La créance de la SACEM ne fait pas l’objet de contestation sérieuse et il convient en conséquence de condamner in solidum les défendeurs à payer, en application de l’alinea 2 de l’article 835 du Code de Procédure Civile, les sommes provisionnelles demandées au titre de l’usage non autorisé du répertoire de la SACEM et de dommages-intérêts, puis au titre des redevances éludées et des indemnités contractuelles et légales exigiblesjusqu’au 30 octobre 2024.
La société LVMA justifie de bénéfices négatifs et monsieur [R] d’un salaire très faible. Néanmoins il convient de rejeter la demande d’échelonnement du paiement de la dette, compte tenu du caractère alimentaire des créances de la SACEM.
Il s’avère que les pièces comptables, états des recettes et liasse fiscale, ont été remises lors de la procédure, ce qui conduit à estimer que les demandes à ce titre sont devenues sans objet.

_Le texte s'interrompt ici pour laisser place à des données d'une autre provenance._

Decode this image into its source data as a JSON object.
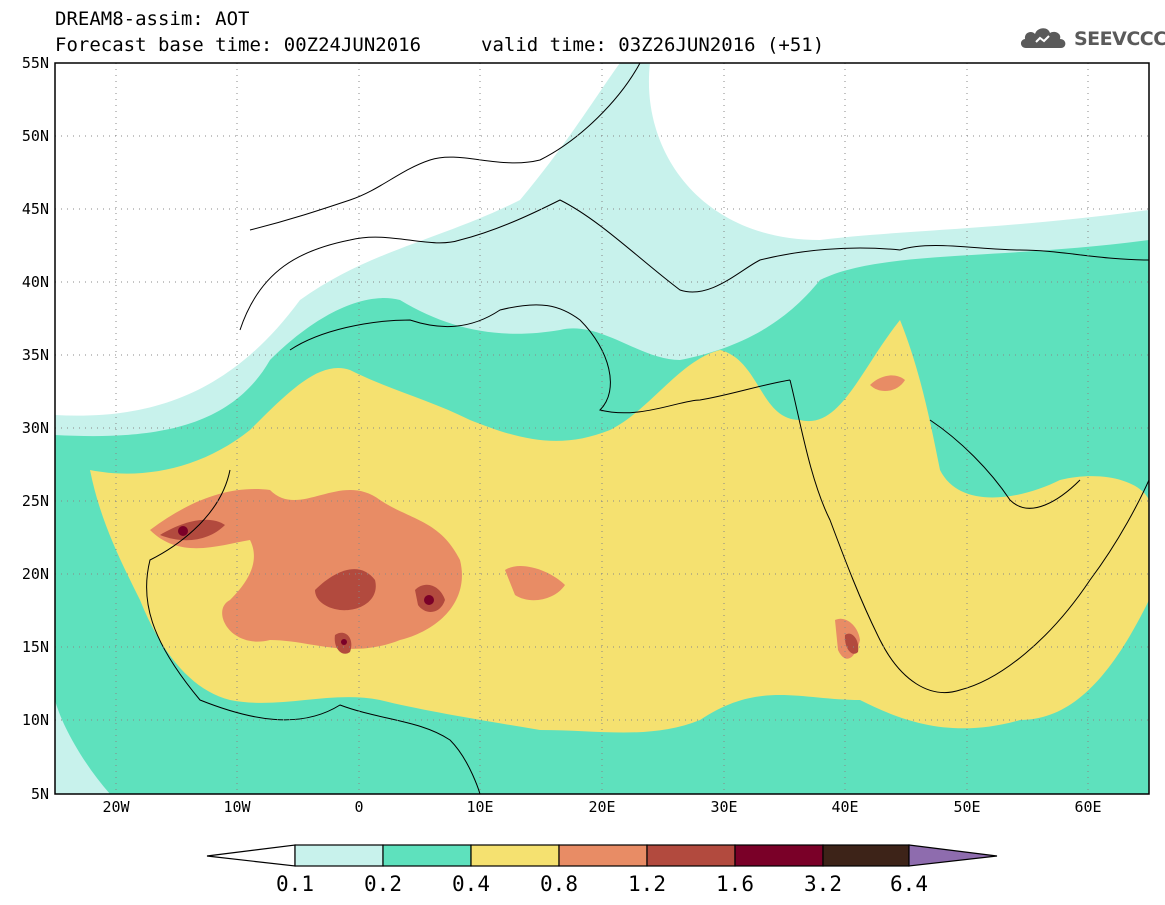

Les défendeurs, qui succombent à l’instance, doivent en supporter les dépens.
Ils sont condamnés à payer la somme de 800 euros en application des dispositions de l’article 700 du Code de Procédure Civile.
PAR CES MOTIFS :
Statuant publiquement, contradictoirement et en premier ressort :
Condamnons in solidum la société LVMA et monsieur [H] [R] à payer à la SACEM la somme provisionnelle de 3 178,10 (trois mille cent soixante-dix-huit euros et dix cents) euros en raison de l’usage non autorisé de son répertoire pendant la période du 2 décembre 2019 au 31 décembre 2021 représentant le montant des redevances d’auteurs éludées, outre la somme de 317,81 (trois cent dix-sept euros et quatre-vingt-un cents) euros à titre de dommages-intérêts complémentaires ;
Condamnons in solidum la société LVMA et monsieur [H] [R] à payer à la SACEM la somme provisionnelle de 20 001,86 (vingt mille un euros et quatre-vingt-six cents) euros au titre des redevances de droits d’auteur et indemnités contractuelles et légales exigibles pour la période du 1er janvier 2022 au 31 octobre 2024 en vertu du contrat général de représentation du 4 novembre 2022 ;
Disons n’y avoir lieu à octroyer des délais de paiement ;
Disons n’y avoir lieu à enjoindre les défendeurs de remettre à la SACEM les états des recettes 2022, 2023 et jusqu’au 30 septembre 2024 et la liasse fiscale 2022, qui ont été communiquées durant la présente procédure ;
Condamnons les défendeurs in solidum aux dépens ;
Condamnons in solidum la société LVMA et monsieur [H] [R] à payer à la SACEM la somme de 800 (huit cents) euros en application des dispositions de l’article 700 du Code de Procédure Civile.
En foi de quoi la présente ordonnance a été signée par la Présidente, Marie-Christine SORLIN, et la greffière, Jessica BOSCO BUFFART.